2- DIEU PEUT UTILISER DES MAUX COMME MOYENS POUR LE BIEN
Toute la révélation montre par mille et un exemples que Dieu utilise tous les instruments de sa création pour purifier le cœur des hommes. Il ne se contente pas de laisser les hommes s’humilier entre eux par leurs propres péchés. Il les soumet positivement à des forces qui le dépasse. Cela peut être même être un esprit trompeur venant de lui, ce que tu rejetais formellement dans ton mail : « Dieu ne peut tromper personne. » VERITE DOGMATIQUE EVIDENTE. Pourtant lis :
1- Un esprit trompeur venant de lui : 2 Chroniques 18, 18 Michée reprit: "Ecoutez plutôt la parole de Yahvé: j'ai vu Yahvé assis sur son trône; toute l'armée du ciel se tenait à sa droite et à sa gauche. Yahvé demanda: Qui trompera Achab, le roi d'Israël, pour qu'il marche contre Ramot de Galaad et qu'il y succombe? Ils répondirent celui-ci d'une manière et celui-là d'une autre. Alors l'Esprit s'avança et se tint devant Yahvé: C'est moi, dit-il, qui le tromperai. Yahvé lui demanda: Comment? Il répondit: J'irai et je me ferai esprit de mensonge dans la bouche de tous ses prophètes. Yahvé dit: Tu le tromperas, tu réussiras. Va et fais ainsi. Voici donc que Yahvé a mis un esprit de mensonge dans la bouche de tes prophètes qui sont là, mais Yahvé a prononcé contre toi le malheur."
Arriveras-tu à redresser ce texte pour le faire entrer dans une théologie bien propre, classique ?
2- Dieu peut utiliser encore une forme de stupidité dont l’origine est surnaturelle : Isaïe 29, 10 car « Yahvé a répandu sur vous un esprit de torpeur, il a fermé vos yeux (les prophètes), il a voilé vos têtes (les voyants).
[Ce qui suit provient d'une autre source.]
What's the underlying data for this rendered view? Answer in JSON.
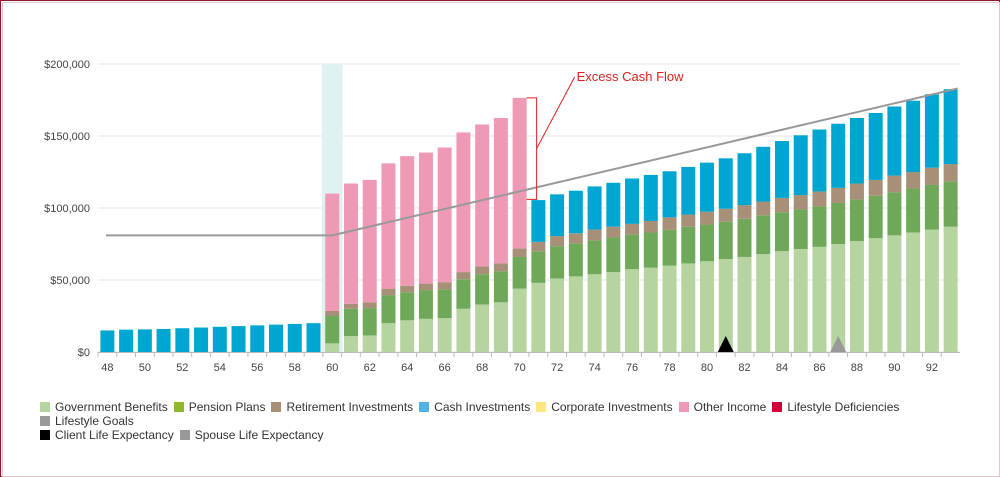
{
  "chart_data": {
    "type": "bar",
    "stacked": true,
    "title": "",
    "xlabel": "",
    "ylabel": "",
    "ylim": [
      0,
      200000
    ],
    "y_ticks": [
      0,
      50000,
      100000,
      150000,
      200000
    ],
    "y_tick_labels": [
      "$0",
      "$50,000",
      "$100,000",
      "$150,000",
      "$200,000"
    ],
    "x_tick_labels": [
      "48",
      "50",
      "52",
      "54",
      "56",
      "58",
      "60",
      "62",
      "64",
      "66",
      "68",
      "70",
      "72",
      "74",
      "76",
      "78",
      "80",
      "82",
      "84",
      "86",
      "88",
      "90",
      "92"
    ],
    "categories": [
      48,
      49,
      50,
      51,
      52,
      53,
      54,
      55,
      56,
      57,
      58,
      59,
      60,
      61,
      62,
      63,
      64,
      65,
      66,
      67,
      68,
      69,
      70,
      71,
      72,
      73,
      74,
      75,
      76,
      77,
      78,
      79,
      80,
      81,
      82,
      83,
      84,
      85,
      86,
      87,
      88,
      89,
      90,
      91,
      92,
      93
    ],
    "highlight_category": 60,
    "series": [
      {
        "name": "Government Benefits",
        "color": "#b5d49f",
        "values": [
          0,
          0,
          0,
          0,
          0,
          0,
          0,
          0,
          0,
          0,
          0,
          0,
          6000,
          11000,
          11500,
          20000,
          22000,
          23000,
          23500,
          30000,
          33000,
          34500,
          44000,
          48000,
          51000,
          52500,
          54000,
          55500,
          57500,
          58500,
          60000,
          61500,
          63000,
          64500,
          66000,
          68000,
          70000,
          71500,
          73000,
          75000,
          77000,
          79000,
          81000,
          83000,
          85000,
          87000
        ]
      },
      {
        "name": "Pension Plans",
        "color": "#70a85a",
        "values": [
          0,
          0,
          0,
          0,
          0,
          0,
          0,
          0,
          0,
          0,
          0,
          0,
          19000,
          19000,
          19000,
          19500,
          19500,
          20000,
          20000,
          20500,
          21000,
          21500,
          22000,
          22000,
          22500,
          23000,
          23500,
          24000,
          24000,
          24500,
          25000,
          25500,
          25500,
          26000,
          26500,
          27000,
          27000,
          27500,
          28000,
          28500,
          29000,
          29500,
          30000,
          30500,
          31000,
          31500
        ]
      },
      {
        "name": "Retirement Investments",
        "color": "#a89078",
        "values": [
          0,
          0,
          0,
          0,
          0,
          0,
          0,
          0,
          0,
          0,
          0,
          0,
          3500,
          3500,
          4000,
          4500,
          4500,
          4500,
          5000,
          5000,
          5500,
          5500,
          6000,
          6500,
          7000,
          7000,
          7500,
          7500,
          7500,
          8000,
          8500,
          8500,
          9000,
          9000,
          9500,
          9500,
          10000,
          10000,
          10500,
          10500,
          11000,
          11000,
          11500,
          11500,
          12000,
          12000
        ]
      },
      {
        "name": "Cash Investments",
        "color": "#00a6d2",
        "values": [
          15000,
          15500,
          15700,
          16000,
          16500,
          17000,
          17500,
          18000,
          18500,
          19000,
          19500,
          20000,
          0,
          0,
          0,
          0,
          0,
          0,
          0,
          0,
          0,
          0,
          0,
          29000,
          29000,
          29500,
          30000,
          30500,
          31500,
          32000,
          32000,
          33000,
          34000,
          35000,
          36000,
          38000,
          39500,
          41500,
          43000,
          44500,
          45500,
          46500,
          48000,
          49500,
          51000,
          52000
        ]
      },
      {
        "name": "Corporate Investments",
        "color": "#ffe680",
        "values": [
          0,
          0,
          0,
          0,
          0,
          0,
          0,
          0,
          0,
          0,
          0,
          0,
          0,
          0,
          0,
          0,
          0,
          0,
          0,
          0,
          0,
          0,
          0,
          0,
          0,
          0,
          0,
          0,
          0,
          0,
          0,
          0,
          0,
          0,
          0,
          0,
          0,
          0,
          0,
          0,
          0,
          0,
          0,
          0,
          0,
          0
        ]
      },
      {
        "name": "Other Income",
        "color": "#ef9ab4",
        "values": [
          0,
          0,
          0,
          0,
          0,
          0,
          0,
          0,
          0,
          0,
          0,
          0,
          81500,
          83500,
          85000,
          87000,
          90000,
          91000,
          93500,
          97000,
          98500,
          101000,
          104500,
          0,
          0,
          0,
          0,
          0,
          0,
          0,
          0,
          0,
          0,
          0,
          0,
          0,
          0,
          0,
          0,
          0,
          0,
          0,
          0,
          0,
          0,
          0
        ]
      }
    ],
    "lifestyle_goal_line": {
      "name": "Lifestyle Goals",
      "color": "#999999",
      "x": [
        48,
        60,
        93
      ],
      "y": [
        81000,
        81000,
        183000
      ]
    },
    "annotation": {
      "text": "Excess Cash Flow",
      "color": "#e02020",
      "x_from": 70,
      "y_low": 106000,
      "y_high": 176500
    },
    "markers": [
      {
        "name": "Client Life Expectancy",
        "x": 81,
        "color": "#000000"
      },
      {
        "name": "Spouse Life Expectancy",
        "x": 87,
        "color": "#999999"
      }
    ],
    "legend_position": "bottom"
  },
  "legend": [
    {
      "label": "Government Benefits",
      "color": "#b5d49f"
    },
    {
      "label": "Pension Plans",
      "color": "#8db82a"
    },
    {
      "label": "Retirement Investments",
      "color": "#a89078"
    },
    {
      "label": "Cash Investments",
      "color": "#4fb3e3"
    },
    {
      "label": "Corporate Investments",
      "color": "#ffe680"
    },
    {
      "label": "Other Income",
      "color": "#ef9ab4"
    },
    {
      "label": "Lifestyle Deficiencies",
      "color": "#d00038"
    },
    {
      "label": "Lifestyle Goals",
      "color": "#999999"
    },
    {
      "label": "Client Life Expectancy",
      "color": "#000000"
    },
    {
      "label": "Spouse Life Expectancy",
      "color": "#999999"
    }
  ]
}
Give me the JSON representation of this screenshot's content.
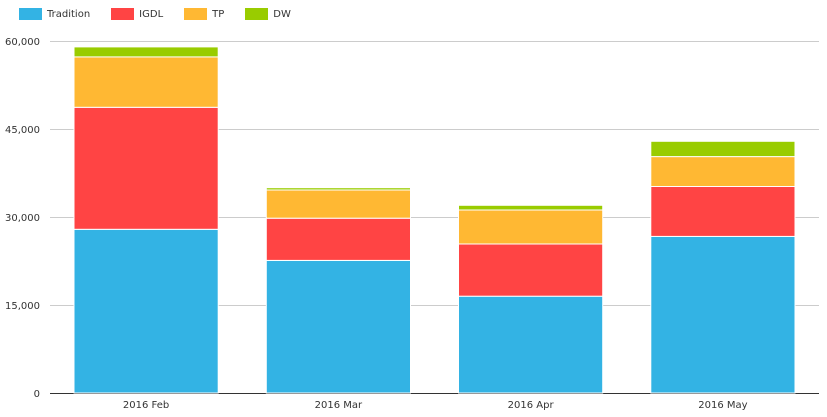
{
  "chart_data": {
    "type": "bar",
    "stacked": true,
    "categories": [
      "2016 Feb",
      "2016 Mar",
      "2016 Apr",
      "2016 May"
    ],
    "series": [
      {
        "name": "Tradition",
        "color": "#33b3e4",
        "values": [
          27900,
          22600,
          16500,
          26700
        ]
      },
      {
        "name": "IGDL",
        "color": "#ff4444",
        "values": [
          20800,
          7200,
          8900,
          8500
        ]
      },
      {
        "name": "TP",
        "color": "#ffb833",
        "values": [
          8600,
          4800,
          5800,
          5100
        ]
      },
      {
        "name": "DW",
        "color": "#99cc00",
        "values": [
          1700,
          400,
          800,
          2600
        ]
      }
    ],
    "yticks": [
      "0",
      "15,000",
      "30,000",
      "45,000",
      "60,000"
    ],
    "ylim": [
      0,
      60000
    ],
    "grid": true,
    "legend_position": "top-left"
  }
}
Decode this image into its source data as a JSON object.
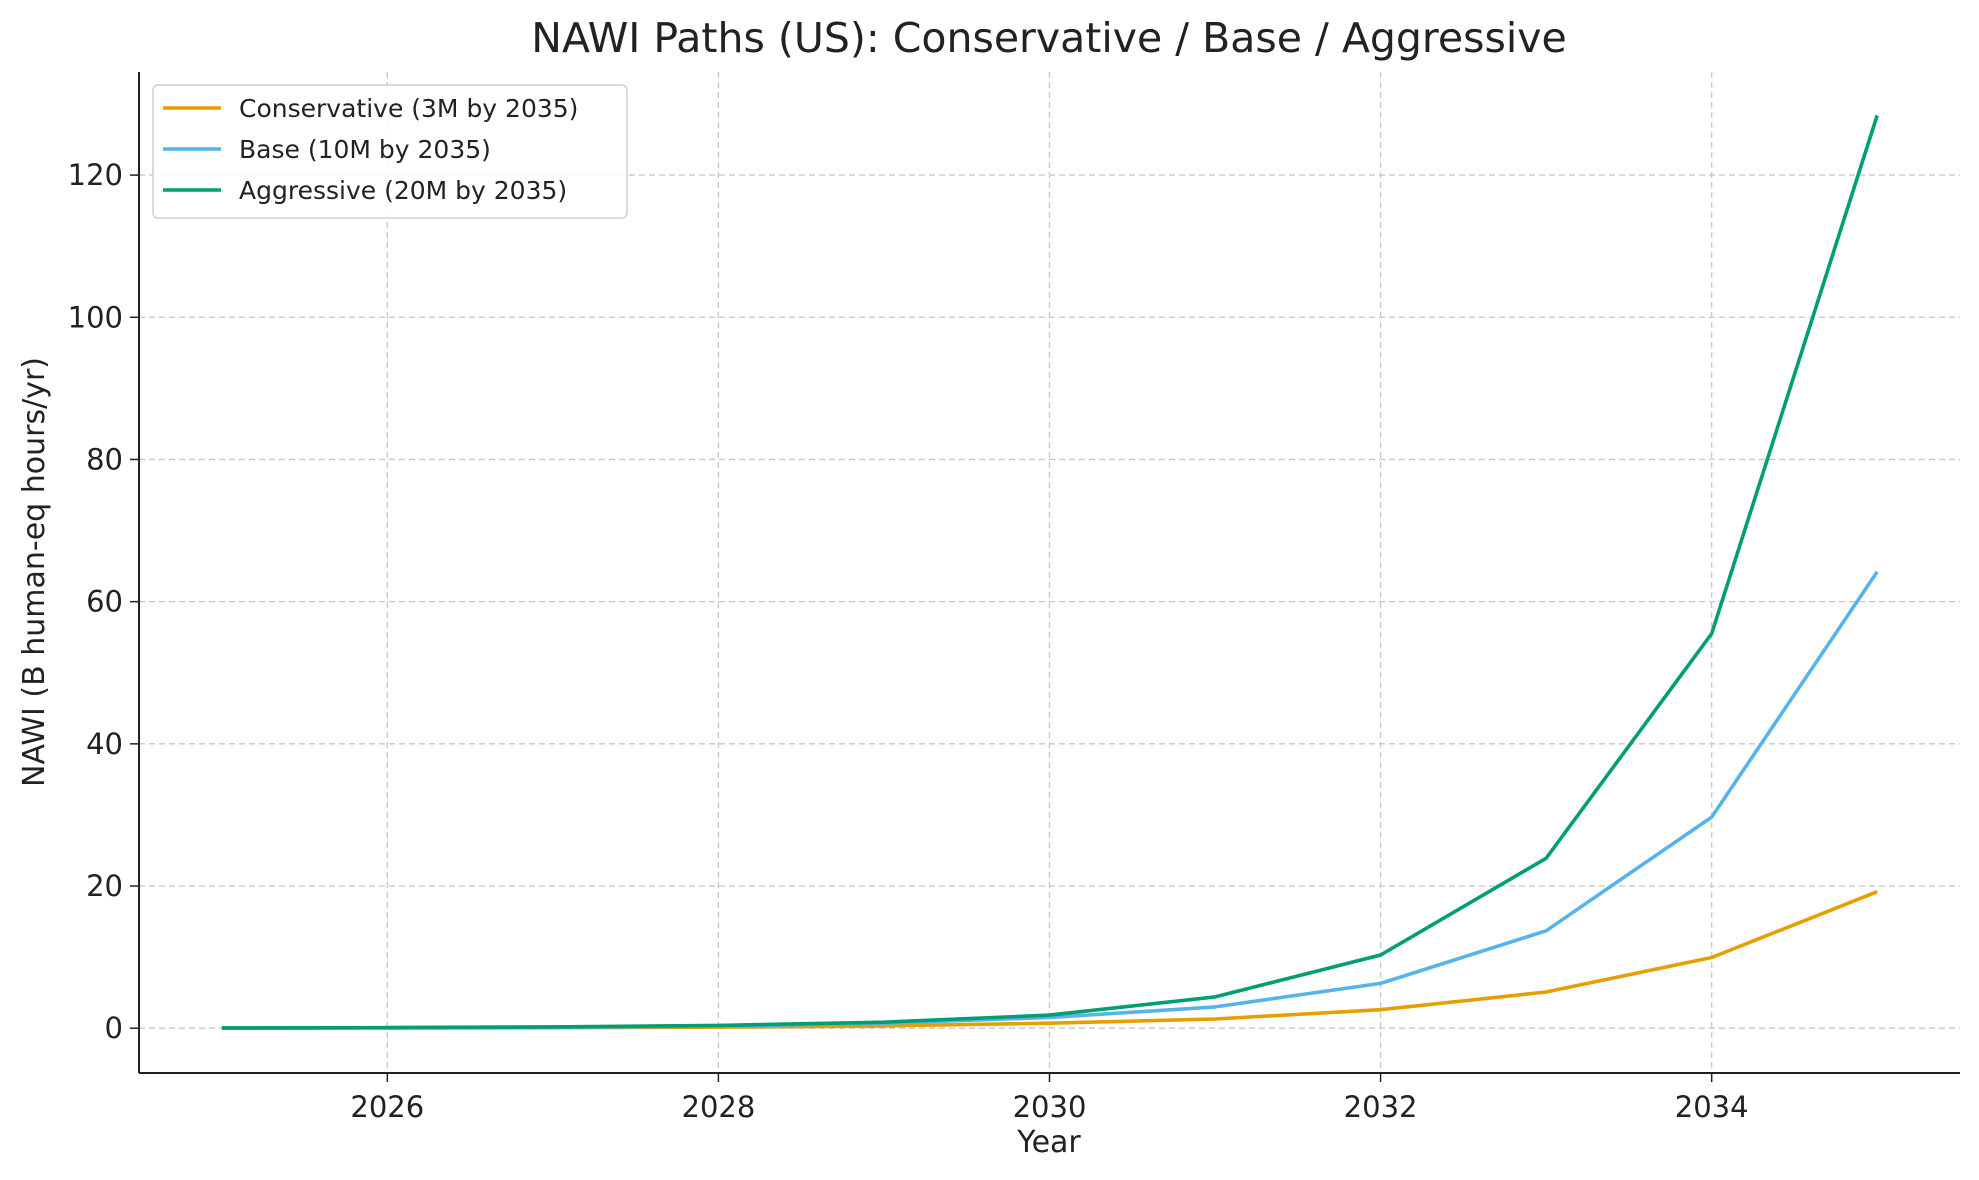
{
  "chart_data": {
    "type": "line",
    "title": "NAWI Paths (US): Conservative / Base / Aggressive",
    "xlabel": "Year",
    "ylabel": "NAWI (B human-eq hours/yr)",
    "x": [
      2025,
      2026,
      2027,
      2028,
      2029,
      2030,
      2031,
      2032,
      2033,
      2034,
      2035
    ],
    "xlim": [
      2024.5,
      2035.5
    ],
    "ylim": [
      -6.3,
      134.5
    ],
    "xticks": [
      2026,
      2028,
      2030,
      2032,
      2034
    ],
    "yticks": [
      0,
      20,
      40,
      60,
      80,
      100,
      120
    ],
    "grid": true,
    "legend_placement": "top-left",
    "series": [
      {
        "name": "Conservative (3M by 2035)",
        "color": "#E69F00",
        "values": [
          0.01,
          0.03,
          0.07,
          0.15,
          0.33,
          0.7,
          1.3,
          2.6,
          5.1,
          9.95,
          19.2
        ]
      },
      {
        "name": "Base (10M by 2035)",
        "color": "#56B4E9",
        "values": [
          0.02,
          0.06,
          0.14,
          0.3,
          0.7,
          1.5,
          3.0,
          6.3,
          13.7,
          29.7,
          64.2
        ]
      },
      {
        "name": "Aggressive (20M by 2035)",
        "color": "#009E73",
        "values": [
          0.03,
          0.08,
          0.18,
          0.4,
          0.85,
          1.85,
          4.4,
          10.3,
          23.9,
          55.5,
          128.4
        ]
      }
    ]
  }
}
Et toutes les visions sont devenues pour vous comme les mots d'un livre scellé que l'on remet à quelqu'un qui sait lire en disant: "Lis donc cela." Mais il répond: "Je ne puis, car il est scellé."
Romains 11, 8 « selon le mot de l'Ecriture: Dieu leur a donné un esprit de torpeur: ils n'ont pas d'yeux pour voir, d'oreilles pour entendre jusqu'à ce jour »
2- Dieu peut provoquer un endurcissement du cœur: Exode 9, 12 « Yahvé endurcit le coeur de Pharaon et il ne les écouta pas, comme l'avait prédit Yahvé. »
Juges 9, 23 « Puis Dieu envoya un esprit de discorde entre Abimélek et les notables de Sichem, et les notables de Sichem trahirent Abimélek. »
3- Dieu peut aussi envoyer un ange exterminateur : 2 Chroniques 32, 21 « Yahvé envoya un ange qui extermina tous les vaillants preux, les capitaines et les officiers, dans le camp du roi d'Assyrie; »
4- il peut aussi utiliser des serpents, des microbes : Nombres 21, 6 « Dieu envoya alors contre le peuple les serpents brûlants, dont la morsure fit périr beaucoup de monde en Israël. »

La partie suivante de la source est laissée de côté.